Handelssystem Eurex nur noch für Solaris und Windows NT

IT-Pläne der Deutschen Börse verärgern Banken

24.03.2000
MÜNCHEN (ba) - Mit der Entscheidung, künftige Versionen ihrer "Eurex"-Software für den Wertpapierhandel nicht mehr für Compaqs Alpha-Plattform und das IBM-Unix AIX anzubieten, hat die Deutsche Börse AG für Unmut bei den Banken gesorgt. Sie müssen wohl oder übel auf Suns Unix-Derivat Solaris oder Microsofts Windows NT umsteigen.

Eurex, ein Softwareprodukt der Deutschen Börse AG, bildet die Plattform für den Handel mit Wertpapieren zwischen den Banken und der Börse. Bislang konnten die Anwender mit Compaq/AXP, IBM/AIX, Sun Solaris und Windows NT auf eine breite Basis an unterstützten Plattformen bauen. Das soll jedoch mit der Version 5.0, die 2001 herauskommen wird, anders werden. Dann wird Eurex nur noch auf Solaris und Windows NT unterstützt, heißt es in einer offiziellen Mitteilung der Börse an die Banken.

Die Weiterentwicklung des Frontend-Systems "Member Integrated System Server" (Miss) wird ab sofort eingestellt. Anwender, die angesichts der für Ende Juni angekündigten Version 4.0 auf Compaq- oder IBM-Systeme gesetzt haben, finden sich damit in einer Sackgasse wieder. Ihnen bleibt vorerst nichts anderes übrig, als mit der aktuellen Version 3.0 weiterzuarbeiten. Das funktioniert allerdings nicht mehr lange, da die Börse die Banken zwingt, so schnell wie möglich auf die jeweils neueste Eurex-Version umzusteigen.

Anwender und Systemhäuser reagierten verärgert auf die neue Strategie der Börse. Andreas Trunk, Chef des Systemberaters Bit & Byte GmbH, musste einen Auftrag der Stadtsparkasse München für Compaq-Maschinen stornieren und das Ruder auf Solaris-Kurs herumreißen.

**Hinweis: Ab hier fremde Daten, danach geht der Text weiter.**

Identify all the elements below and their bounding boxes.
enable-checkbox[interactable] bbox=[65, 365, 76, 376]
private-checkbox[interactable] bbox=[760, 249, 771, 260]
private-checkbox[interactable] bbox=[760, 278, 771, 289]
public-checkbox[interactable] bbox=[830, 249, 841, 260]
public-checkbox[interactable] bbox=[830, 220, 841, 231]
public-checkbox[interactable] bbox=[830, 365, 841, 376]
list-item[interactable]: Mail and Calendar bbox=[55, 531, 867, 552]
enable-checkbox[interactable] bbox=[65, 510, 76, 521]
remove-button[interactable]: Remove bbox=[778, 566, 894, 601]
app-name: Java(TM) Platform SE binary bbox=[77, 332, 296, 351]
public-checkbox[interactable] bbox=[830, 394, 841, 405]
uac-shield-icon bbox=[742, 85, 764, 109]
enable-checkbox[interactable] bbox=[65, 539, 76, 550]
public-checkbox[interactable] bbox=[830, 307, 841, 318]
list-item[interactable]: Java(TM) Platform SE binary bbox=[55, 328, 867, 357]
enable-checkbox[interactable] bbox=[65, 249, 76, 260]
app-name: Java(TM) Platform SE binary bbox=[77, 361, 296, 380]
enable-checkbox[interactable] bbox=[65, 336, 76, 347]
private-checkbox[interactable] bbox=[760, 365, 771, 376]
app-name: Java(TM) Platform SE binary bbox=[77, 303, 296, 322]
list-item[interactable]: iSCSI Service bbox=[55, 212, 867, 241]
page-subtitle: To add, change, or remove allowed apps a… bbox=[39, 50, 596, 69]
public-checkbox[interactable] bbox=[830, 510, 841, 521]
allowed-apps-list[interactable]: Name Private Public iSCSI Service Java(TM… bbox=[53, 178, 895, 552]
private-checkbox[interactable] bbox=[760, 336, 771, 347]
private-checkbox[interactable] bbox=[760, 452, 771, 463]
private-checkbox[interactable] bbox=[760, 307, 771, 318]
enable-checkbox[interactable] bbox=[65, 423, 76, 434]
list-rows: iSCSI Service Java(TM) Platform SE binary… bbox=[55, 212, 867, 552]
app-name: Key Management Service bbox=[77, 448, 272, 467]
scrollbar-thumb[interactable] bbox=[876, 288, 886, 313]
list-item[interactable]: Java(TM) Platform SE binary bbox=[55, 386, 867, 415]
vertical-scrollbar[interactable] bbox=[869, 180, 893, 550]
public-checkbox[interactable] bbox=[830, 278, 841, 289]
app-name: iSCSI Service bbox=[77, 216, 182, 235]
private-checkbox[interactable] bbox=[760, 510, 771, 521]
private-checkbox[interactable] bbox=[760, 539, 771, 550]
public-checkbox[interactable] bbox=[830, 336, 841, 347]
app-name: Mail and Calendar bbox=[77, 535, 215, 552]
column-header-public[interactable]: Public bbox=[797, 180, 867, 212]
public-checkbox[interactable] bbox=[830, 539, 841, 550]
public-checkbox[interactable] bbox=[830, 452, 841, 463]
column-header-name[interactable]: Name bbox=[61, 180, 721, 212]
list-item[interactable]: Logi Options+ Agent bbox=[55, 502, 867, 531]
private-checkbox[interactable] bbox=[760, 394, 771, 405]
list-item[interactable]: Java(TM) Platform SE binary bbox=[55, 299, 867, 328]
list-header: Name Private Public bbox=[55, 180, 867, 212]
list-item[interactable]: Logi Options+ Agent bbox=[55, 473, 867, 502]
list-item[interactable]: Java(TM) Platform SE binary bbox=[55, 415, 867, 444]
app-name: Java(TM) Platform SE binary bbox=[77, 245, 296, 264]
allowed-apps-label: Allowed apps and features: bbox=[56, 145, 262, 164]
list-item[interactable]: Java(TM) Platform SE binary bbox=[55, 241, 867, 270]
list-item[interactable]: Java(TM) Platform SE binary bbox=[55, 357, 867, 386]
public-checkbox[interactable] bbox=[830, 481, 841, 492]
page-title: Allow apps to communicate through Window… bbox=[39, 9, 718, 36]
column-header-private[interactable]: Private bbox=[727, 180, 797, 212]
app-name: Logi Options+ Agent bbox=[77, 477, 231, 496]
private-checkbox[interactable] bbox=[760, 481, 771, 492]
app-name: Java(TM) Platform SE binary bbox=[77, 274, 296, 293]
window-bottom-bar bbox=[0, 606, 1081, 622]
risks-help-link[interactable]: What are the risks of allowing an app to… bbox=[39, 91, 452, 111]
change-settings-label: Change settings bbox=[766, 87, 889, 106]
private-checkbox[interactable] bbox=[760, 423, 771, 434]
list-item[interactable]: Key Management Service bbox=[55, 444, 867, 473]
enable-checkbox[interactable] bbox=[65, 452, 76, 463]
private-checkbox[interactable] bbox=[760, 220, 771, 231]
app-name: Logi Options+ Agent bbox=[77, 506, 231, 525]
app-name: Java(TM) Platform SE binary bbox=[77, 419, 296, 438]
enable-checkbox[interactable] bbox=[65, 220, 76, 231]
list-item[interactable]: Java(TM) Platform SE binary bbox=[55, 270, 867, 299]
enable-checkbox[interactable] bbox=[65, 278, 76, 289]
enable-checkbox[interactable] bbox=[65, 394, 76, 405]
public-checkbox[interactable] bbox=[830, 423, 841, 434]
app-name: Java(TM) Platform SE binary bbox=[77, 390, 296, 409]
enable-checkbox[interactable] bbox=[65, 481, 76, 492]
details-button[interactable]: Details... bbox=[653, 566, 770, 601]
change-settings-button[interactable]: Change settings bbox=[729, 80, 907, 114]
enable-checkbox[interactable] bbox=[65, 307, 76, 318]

Einen Sinn hinter den Maßnahmen kann Trunk nicht erkennen. Rechner von IBM und Compaq hätten einen breiten Rückhalt bei den Banken.

Die Börse begründet ihren Schritt damit, dass es kosteneffektiver sei, in Zukunft nur noch zwei Plattformen zu unterstützen. Die Antwort auf die Frage, warum gerade den IBM- und Compaq-Systemen der Boden weggezogen werde, bleibt die Börse schuldig. Banken, die in einem Migrationsprozess auf solche Systeme steckten, würden "kontaktiert", so dass man "die Auswirkungen der Entscheidung auf die Pläne der Banken diskutieren könne", heißt es in der offiziellen Mitteilung lapidar. Die Börse "entschuldige sich für die Unannehmlichkeiten", die der Beschluss zugunsten von Solaris und Windows NT nach sich ziehe, glaube aber, dies sei "langfristig die richtige Entscheidung".

Hilfe vermag die Börse nicht anzubieten. Die Ansprechpartnerin, die Trunk mündlich eine Entschädigung zugesichert hatte, war zwei Tage später nicht mehr zu erreichen. Was hinter den Kulissen der Deutschen Börse AG ablaufe, wisse keiner, resümiert der verunsicherte DV-Berater (mehr dazu in der nächsten Ausgabe).